Tuesday June 11, 2002
Well we are almost ready to go. Tomorrow is our orientation day. My partner, Don Popejoy, arrived about 5:00 today and we have been going over the schedule. We are both eager to meet a new group of people. During the last two days I toured the St. Louis area with my sister and brother-in-law. I also re-visited the State of Illinois visitor center at Camp Wood. 
Further north in Illinois and much closer to the actual site of the winter 1803-1804 winter encampment, a private individual, C.J. Lanahan, is building a replica of the actual fort built by the men of the Corps of Discovery. Personally, I like the volunteer effort much better. it will require a little more work from the visitor, but it will give a much better picture of the way the camp really looked.

This will also be a site for mountain man re-enactor rendezvous. It is on land donated by the city of Wood River, and on a lagoon which was created by modern diversion of that river.

Wednesday June 12, 2002

Well, the June 2002 program has begun. Here are just a few of the 44 people at our first meeting. I'm not sure all of them are over 55, they are so lively, energetic, and eager for new experiences. I hope some of them will become journalists and share their thoughts on this website. 

Tom Laidlaw, Onboard Instructor.

There are people from all walks of life and all parts of the country. Tomorrow we will be going to the Arch at St. Louis and touring the town of St. Charles, MO. Friday, June 14 will be our first actual day on the road. We will make Independence in one day, whereas it took the Lewis and Clark Expedition over five weeks.
June 12th, 2002
Well, here we are again...my beloved St. Charles! The first day is over and we seem to have a high energy, happy, let's go group of people. Tom and I are very excited about this trip across the country and each year, each adventure, each group gets better and better. To paraphrase William Clark's "O the Joy! Ocean in View" I say "O the Joy! Elderhostelers in View!!!" 
Klahowya Tillicum.
Don Popejoy,
Onboard Coordinator

Thursday June 13, 2002
Today we went to the Arch at  St. Louis. We were greeted by this bear. Several rode the trams to the top and others got a look at a new movie about Lewis and Clark. They reported it was great, so I will have to see it some day. In the afternoon we toured St. Charles and had a nice little character talk from Mimi Jackson who owns the great, small Lewis and Clark Center museum devoted to Lewis and Clark. She told us how important Peter Cruzatte was the the expedition with his fiddle and boatmanship.


In the evening we got a look at the replica boats of the Discovery Expedition of St. Charles. The hostellers thoroughly enjoyed the talk by Peter Geery, who portrays Sgt. Ordway. The mission of this group is to educate the public and the nation about the Lewis and Clark Expedition, through re-enactments and festivals. They wil use their three boats to re-create the whole trip to Great Falls in the same time frame 200 years later.Most important the folks got a good handle on what the boats looked like, so that will help them to more completely understand the transportation system of Lewis and Clark.
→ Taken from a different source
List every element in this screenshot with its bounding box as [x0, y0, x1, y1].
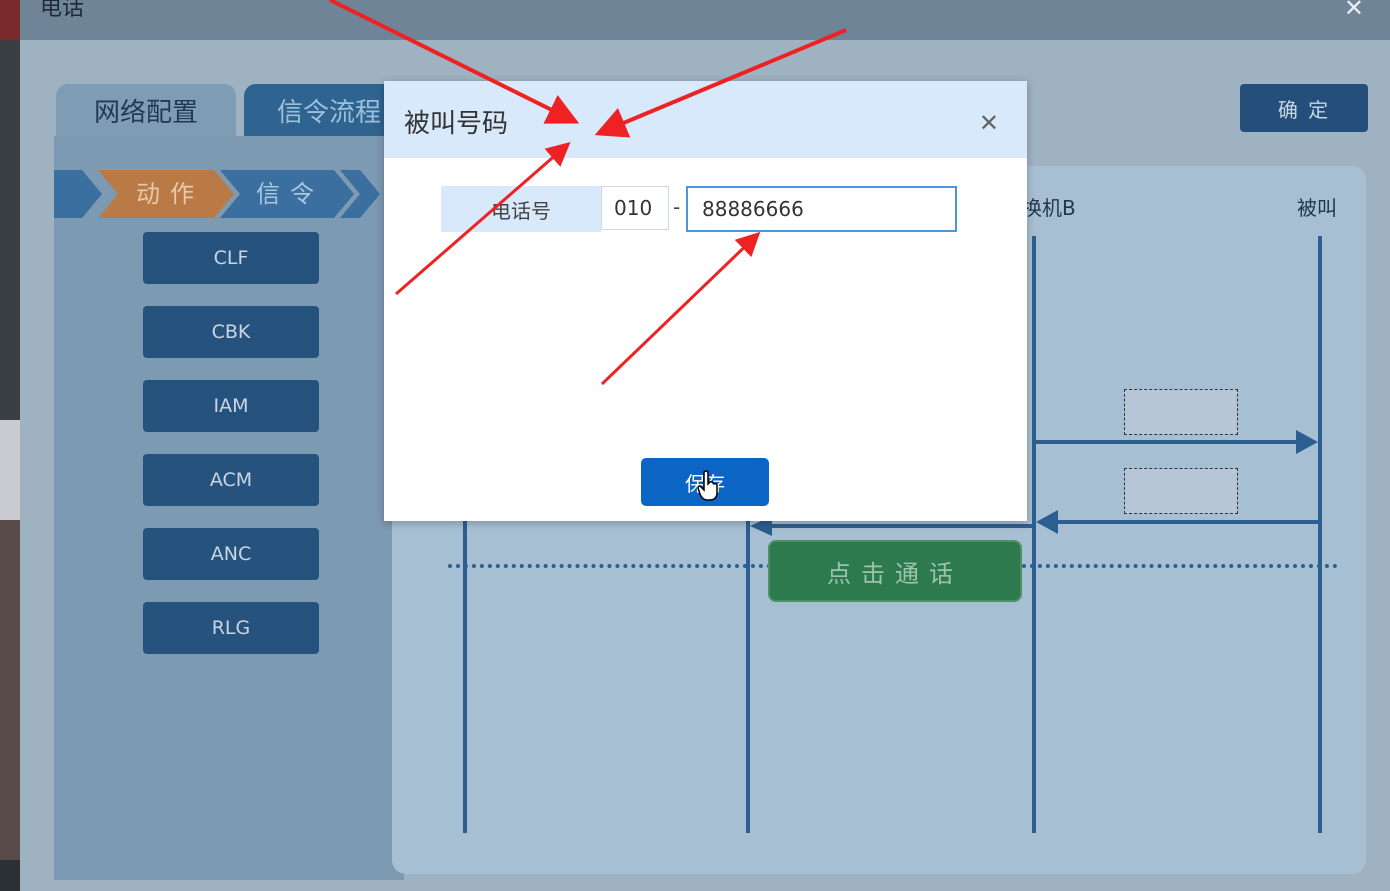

This is a picture of the keelboat from the air during the summer 2001 maiden voyage.


Friday June 14, 2002
This was the first actual traveling day, and it was a full one. we traveled from St. Charles to Arrow Rock for lunch. During the trip we discussed the underpinnings of the Expedition. It seems significnt that we have the same number of participants as did Lewis and Clark 200 years ago: 44. We covered in acouple of hours what took them a month of hard travel. The were really on a shakedown cruise and Clark wrote several times about the boats getting in trouble and the men saving them. He was very pleased and said "Our men are superior to any crew on the Missope. that sounds like he means Mississippi, but they are on the Missouri. Maybe this one of Clark's frequent creative spellings.

After a tour of the quaint town of Arrow Rock we headed to Independence for dinner and the night. Along the way we stopped at the re-created Fort Osage for a wonderful time with several great re-enactors in period clothing. They were quite knowledgable, and appreciated the 15 star, 15 stripe flage we carry with us. Our flag bearer is George Carr and here is apicture of our flag and the same flag flown by Fort Osage. This fort was built by William Clark in 1808 as a government factory to trade with the Osage Indians for furs. It was closed for the duration of the War of 1812, reopened at the end of that war and closed again in 1822 when private businessmen appealed to Congress to get the government out of the fur trading business.

Next was a visit to the Truman Library. Everyone loved the exhibits and the graves of Harry and Bess Truman.

An evening program was given by Jim "Two Crows" Wallen, a nationally known Mountain Man re-enactor who thoroughly captured the attention of our group. As a matter of fact he literally captured nine of us to help him illustrate the kind of life the Mountain Man had. He gave each of the nine some piece of authentic equipment and demonstrated how it was used. The upshot was that 7 of the nine had trouble with the equipment and "died" out in the wilderness. According to Jim the life span of the Mountain Man was about 2 years.